Mobile stuff tends to be more information gathering (don’t let the person know you’re there)

Computer stuff is usually, steal and leave, or destroy and extort.

Etc etc

In simple words, mobile systems are based on computer operating systems which for decades were marginally popular. Viruses were all this time aiming at most popular operating systems, which all the time was one or another Windows from Microsoft, which luckily for them had a lot of vulnerabilities to exploit. Meanwhile these other systems, already based on better solutions and less vulnerable, were developed and improved in a virus-aware manner, to be almost airtight against viruses.

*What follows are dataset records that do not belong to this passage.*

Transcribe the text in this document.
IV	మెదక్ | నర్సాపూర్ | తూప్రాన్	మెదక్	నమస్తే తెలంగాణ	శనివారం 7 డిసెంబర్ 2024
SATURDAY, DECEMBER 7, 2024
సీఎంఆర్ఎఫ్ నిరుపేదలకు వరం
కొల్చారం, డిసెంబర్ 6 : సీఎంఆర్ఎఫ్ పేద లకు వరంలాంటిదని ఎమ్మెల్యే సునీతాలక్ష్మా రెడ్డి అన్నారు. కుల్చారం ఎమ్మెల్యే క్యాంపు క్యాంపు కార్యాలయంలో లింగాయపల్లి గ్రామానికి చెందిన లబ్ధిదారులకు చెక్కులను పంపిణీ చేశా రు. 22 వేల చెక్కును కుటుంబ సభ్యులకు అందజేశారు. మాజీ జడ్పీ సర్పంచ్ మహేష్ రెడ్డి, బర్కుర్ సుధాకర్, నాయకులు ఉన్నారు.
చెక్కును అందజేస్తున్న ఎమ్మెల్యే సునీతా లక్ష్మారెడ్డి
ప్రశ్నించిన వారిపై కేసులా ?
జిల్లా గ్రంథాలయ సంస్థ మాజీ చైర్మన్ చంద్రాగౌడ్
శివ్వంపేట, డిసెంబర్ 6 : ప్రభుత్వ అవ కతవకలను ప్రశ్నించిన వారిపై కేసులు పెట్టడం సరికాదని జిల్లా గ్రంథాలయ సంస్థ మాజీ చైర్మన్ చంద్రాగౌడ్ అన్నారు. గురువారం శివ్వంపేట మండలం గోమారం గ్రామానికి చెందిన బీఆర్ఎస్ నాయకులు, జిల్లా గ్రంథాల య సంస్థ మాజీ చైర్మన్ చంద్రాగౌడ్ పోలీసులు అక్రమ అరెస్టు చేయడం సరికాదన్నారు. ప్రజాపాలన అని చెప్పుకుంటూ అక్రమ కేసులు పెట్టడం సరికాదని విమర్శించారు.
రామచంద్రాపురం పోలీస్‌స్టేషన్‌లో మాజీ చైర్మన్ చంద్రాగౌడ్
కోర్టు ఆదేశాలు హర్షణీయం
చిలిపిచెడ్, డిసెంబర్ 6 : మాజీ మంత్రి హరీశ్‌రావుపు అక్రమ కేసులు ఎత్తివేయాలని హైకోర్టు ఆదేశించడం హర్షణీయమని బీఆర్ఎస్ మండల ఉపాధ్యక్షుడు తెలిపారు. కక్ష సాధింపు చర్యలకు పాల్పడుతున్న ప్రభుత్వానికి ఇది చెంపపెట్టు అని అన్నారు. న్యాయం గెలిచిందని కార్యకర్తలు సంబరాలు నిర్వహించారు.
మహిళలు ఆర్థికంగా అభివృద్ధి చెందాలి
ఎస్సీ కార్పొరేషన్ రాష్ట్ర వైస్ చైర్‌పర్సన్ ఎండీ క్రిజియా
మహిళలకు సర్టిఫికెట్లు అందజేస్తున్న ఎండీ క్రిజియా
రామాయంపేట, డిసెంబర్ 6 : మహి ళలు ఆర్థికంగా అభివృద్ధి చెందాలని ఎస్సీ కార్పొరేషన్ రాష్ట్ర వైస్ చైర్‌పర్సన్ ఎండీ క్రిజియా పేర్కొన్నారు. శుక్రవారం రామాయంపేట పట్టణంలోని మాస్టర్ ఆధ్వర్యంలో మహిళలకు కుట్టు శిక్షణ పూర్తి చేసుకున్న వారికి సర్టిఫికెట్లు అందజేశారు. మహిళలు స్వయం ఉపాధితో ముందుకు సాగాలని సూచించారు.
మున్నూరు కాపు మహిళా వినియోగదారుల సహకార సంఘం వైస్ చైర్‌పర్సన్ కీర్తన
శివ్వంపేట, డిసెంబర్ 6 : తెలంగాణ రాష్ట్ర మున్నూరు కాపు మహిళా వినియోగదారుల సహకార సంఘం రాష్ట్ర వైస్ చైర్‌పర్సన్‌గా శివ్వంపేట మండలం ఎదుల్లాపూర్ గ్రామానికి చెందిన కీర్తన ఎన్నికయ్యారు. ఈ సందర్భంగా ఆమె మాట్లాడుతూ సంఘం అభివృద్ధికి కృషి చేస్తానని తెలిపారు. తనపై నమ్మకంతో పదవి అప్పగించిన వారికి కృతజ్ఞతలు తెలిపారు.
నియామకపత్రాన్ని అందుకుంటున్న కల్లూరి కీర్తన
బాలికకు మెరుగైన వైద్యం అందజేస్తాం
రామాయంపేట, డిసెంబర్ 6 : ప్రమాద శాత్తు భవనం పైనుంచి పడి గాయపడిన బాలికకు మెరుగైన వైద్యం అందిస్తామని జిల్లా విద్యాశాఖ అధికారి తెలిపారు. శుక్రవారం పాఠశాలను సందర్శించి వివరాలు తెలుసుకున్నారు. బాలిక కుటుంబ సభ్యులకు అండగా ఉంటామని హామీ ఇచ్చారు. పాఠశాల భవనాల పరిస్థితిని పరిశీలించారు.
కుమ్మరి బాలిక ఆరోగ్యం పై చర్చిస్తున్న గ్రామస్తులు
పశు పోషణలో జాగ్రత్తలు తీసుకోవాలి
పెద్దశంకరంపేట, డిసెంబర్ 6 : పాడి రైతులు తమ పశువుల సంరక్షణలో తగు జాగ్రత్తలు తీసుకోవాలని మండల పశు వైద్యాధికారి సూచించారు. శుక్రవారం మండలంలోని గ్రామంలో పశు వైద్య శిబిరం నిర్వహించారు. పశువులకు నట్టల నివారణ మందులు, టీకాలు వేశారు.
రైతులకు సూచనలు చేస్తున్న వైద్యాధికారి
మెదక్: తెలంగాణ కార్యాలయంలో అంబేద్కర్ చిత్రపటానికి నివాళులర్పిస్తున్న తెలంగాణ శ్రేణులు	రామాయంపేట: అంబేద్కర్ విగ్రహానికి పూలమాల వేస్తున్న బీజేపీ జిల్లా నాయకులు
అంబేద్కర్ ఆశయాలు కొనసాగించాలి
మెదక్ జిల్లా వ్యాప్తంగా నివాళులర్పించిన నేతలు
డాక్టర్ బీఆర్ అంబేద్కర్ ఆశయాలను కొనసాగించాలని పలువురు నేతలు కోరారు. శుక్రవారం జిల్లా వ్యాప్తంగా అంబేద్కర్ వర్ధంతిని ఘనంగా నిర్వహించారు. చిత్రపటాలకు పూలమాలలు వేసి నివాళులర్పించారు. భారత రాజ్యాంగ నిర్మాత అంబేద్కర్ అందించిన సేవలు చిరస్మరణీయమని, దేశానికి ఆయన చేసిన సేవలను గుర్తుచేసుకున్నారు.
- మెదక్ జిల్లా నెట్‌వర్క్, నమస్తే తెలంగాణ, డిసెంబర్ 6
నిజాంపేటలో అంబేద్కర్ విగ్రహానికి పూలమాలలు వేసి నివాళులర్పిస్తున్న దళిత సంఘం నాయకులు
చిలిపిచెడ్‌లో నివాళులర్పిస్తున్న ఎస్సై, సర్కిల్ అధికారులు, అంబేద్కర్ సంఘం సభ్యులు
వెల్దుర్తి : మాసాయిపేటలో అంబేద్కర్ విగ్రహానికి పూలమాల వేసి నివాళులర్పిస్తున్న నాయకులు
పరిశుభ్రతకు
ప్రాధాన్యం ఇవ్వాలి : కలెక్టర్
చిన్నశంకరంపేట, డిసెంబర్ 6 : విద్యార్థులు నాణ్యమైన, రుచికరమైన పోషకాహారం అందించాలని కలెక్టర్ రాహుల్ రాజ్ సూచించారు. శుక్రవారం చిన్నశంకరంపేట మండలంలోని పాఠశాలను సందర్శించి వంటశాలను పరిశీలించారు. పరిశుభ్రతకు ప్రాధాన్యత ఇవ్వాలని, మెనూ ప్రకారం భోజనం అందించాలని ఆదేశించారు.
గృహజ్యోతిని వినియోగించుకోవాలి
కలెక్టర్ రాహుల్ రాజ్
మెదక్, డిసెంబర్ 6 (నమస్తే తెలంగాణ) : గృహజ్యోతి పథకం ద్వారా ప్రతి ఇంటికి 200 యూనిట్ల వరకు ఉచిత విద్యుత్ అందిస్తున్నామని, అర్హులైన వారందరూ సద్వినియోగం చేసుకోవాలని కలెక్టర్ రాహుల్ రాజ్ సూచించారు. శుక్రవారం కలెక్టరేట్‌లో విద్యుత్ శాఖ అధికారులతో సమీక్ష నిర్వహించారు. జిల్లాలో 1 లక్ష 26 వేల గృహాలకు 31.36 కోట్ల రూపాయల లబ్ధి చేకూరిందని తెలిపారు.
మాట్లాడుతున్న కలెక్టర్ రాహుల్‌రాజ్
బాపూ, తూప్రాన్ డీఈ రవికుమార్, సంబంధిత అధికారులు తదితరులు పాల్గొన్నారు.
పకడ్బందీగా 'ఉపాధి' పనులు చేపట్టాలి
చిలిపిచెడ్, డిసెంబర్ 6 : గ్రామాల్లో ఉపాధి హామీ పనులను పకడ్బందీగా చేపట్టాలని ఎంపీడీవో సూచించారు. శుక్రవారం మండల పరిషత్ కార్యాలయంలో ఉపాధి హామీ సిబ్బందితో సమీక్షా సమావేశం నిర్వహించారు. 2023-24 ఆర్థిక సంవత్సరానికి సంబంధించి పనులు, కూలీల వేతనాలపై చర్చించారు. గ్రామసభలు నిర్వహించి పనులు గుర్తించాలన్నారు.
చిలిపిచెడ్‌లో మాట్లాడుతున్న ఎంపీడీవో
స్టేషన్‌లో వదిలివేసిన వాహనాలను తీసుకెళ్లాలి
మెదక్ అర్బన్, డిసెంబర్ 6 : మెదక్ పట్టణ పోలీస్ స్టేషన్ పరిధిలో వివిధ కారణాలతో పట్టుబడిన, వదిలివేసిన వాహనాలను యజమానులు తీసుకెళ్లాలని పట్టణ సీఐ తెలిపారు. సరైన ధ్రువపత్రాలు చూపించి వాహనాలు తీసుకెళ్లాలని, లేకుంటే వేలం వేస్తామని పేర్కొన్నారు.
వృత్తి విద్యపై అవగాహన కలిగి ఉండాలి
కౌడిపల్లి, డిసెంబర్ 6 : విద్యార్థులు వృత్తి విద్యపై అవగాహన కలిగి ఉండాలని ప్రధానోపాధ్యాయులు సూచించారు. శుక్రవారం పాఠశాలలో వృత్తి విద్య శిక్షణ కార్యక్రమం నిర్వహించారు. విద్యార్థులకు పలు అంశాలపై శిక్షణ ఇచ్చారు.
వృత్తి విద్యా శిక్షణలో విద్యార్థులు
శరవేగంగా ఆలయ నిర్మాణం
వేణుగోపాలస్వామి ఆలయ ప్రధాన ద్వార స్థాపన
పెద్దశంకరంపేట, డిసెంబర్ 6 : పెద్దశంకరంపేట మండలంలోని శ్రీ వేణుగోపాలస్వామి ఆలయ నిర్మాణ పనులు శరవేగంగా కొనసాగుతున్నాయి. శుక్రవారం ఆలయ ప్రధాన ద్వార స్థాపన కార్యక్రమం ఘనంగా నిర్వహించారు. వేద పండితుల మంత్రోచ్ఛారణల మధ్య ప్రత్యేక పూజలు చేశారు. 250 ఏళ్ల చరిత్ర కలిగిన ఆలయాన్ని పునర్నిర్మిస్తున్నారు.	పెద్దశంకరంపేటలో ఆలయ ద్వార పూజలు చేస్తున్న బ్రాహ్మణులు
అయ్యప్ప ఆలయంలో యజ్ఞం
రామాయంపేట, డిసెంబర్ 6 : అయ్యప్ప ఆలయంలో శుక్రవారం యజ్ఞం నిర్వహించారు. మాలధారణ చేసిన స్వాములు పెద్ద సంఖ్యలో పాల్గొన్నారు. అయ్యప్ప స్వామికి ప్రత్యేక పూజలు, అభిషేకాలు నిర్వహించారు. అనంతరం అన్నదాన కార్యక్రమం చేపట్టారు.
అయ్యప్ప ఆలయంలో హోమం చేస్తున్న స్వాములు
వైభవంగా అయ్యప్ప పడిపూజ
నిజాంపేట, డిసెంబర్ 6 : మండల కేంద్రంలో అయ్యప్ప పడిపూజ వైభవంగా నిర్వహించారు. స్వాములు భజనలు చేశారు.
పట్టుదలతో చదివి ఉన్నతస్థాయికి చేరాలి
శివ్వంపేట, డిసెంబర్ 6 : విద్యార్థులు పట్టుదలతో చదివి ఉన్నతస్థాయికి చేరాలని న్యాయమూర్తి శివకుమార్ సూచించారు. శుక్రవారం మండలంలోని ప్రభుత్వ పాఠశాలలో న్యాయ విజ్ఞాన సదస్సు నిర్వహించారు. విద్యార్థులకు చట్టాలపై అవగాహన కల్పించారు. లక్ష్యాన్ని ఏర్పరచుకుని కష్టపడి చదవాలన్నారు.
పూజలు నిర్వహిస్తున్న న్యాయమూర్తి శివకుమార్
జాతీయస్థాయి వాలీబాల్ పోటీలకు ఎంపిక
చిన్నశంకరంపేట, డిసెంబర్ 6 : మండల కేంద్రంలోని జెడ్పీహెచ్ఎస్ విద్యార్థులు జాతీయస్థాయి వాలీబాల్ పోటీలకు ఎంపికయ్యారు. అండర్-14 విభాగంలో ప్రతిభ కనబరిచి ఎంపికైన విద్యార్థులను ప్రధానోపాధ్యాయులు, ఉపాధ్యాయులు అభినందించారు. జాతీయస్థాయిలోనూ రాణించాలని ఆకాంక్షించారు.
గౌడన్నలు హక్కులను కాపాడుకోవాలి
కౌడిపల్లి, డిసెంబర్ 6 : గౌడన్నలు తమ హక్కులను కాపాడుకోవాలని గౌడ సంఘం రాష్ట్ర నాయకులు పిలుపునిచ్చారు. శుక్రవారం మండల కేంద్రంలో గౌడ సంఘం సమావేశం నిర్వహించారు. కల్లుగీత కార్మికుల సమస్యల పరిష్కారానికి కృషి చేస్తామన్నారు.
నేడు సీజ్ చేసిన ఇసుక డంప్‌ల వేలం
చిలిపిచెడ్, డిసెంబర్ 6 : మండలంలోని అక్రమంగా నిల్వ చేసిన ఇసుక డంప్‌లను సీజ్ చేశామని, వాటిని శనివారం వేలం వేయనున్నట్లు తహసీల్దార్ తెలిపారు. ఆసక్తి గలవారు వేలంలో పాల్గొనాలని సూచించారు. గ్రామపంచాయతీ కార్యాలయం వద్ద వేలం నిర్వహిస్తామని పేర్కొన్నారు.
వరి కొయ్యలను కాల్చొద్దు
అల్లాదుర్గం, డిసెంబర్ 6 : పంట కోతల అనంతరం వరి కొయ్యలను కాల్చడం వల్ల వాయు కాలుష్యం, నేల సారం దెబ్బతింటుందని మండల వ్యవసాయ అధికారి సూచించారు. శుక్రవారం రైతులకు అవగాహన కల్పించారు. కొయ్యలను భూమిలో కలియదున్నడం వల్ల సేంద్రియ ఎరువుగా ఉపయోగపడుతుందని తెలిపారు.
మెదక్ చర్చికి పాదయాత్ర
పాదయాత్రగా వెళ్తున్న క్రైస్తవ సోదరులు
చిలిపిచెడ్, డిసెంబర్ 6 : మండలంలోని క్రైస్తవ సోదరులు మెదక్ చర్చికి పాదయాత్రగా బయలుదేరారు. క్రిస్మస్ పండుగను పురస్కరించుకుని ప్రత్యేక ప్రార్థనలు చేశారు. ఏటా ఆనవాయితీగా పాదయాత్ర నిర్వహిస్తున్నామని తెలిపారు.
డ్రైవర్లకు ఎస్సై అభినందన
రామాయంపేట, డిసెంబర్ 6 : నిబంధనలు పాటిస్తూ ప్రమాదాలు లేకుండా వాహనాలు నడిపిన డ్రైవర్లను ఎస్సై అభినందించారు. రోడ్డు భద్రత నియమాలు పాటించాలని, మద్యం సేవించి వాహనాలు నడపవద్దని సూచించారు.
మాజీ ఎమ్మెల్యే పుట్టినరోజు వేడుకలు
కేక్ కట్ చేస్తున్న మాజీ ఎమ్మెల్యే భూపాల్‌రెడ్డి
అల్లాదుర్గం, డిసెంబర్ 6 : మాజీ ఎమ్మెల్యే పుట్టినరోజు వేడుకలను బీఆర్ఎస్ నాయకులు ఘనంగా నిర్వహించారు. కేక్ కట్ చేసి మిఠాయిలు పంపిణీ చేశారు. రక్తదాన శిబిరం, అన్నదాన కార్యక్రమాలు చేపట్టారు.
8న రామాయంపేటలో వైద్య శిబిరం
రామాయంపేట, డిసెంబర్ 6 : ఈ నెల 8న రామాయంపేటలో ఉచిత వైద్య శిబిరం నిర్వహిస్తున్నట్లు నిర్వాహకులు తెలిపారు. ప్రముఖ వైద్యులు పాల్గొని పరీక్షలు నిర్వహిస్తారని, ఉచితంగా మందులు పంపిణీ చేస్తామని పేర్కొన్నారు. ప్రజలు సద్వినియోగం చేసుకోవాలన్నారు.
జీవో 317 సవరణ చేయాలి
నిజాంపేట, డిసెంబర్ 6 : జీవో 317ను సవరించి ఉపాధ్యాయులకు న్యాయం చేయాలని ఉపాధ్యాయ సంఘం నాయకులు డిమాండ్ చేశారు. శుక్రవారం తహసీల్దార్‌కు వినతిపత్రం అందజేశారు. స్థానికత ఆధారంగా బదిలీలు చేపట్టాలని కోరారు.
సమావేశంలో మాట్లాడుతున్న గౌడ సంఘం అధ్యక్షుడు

So when the popularity focus moved from PC to mobile devices, it was much better prepared.

You can, they’re just not as common.

Phones have more locked down program permissions, and apps come from restricted sources. That covers the very vast majority of casual security risks most people will encounter.

But there are *absolutely* means to infect a mobile device with a virus, they just take more effort on the part of the attacker.

One part not being talked about much is the concept of an immutable operating system. There’s some experiments with desktop and server immutable operating systems and Ubuntu touch is a mobile version of Ubuntu with this concept.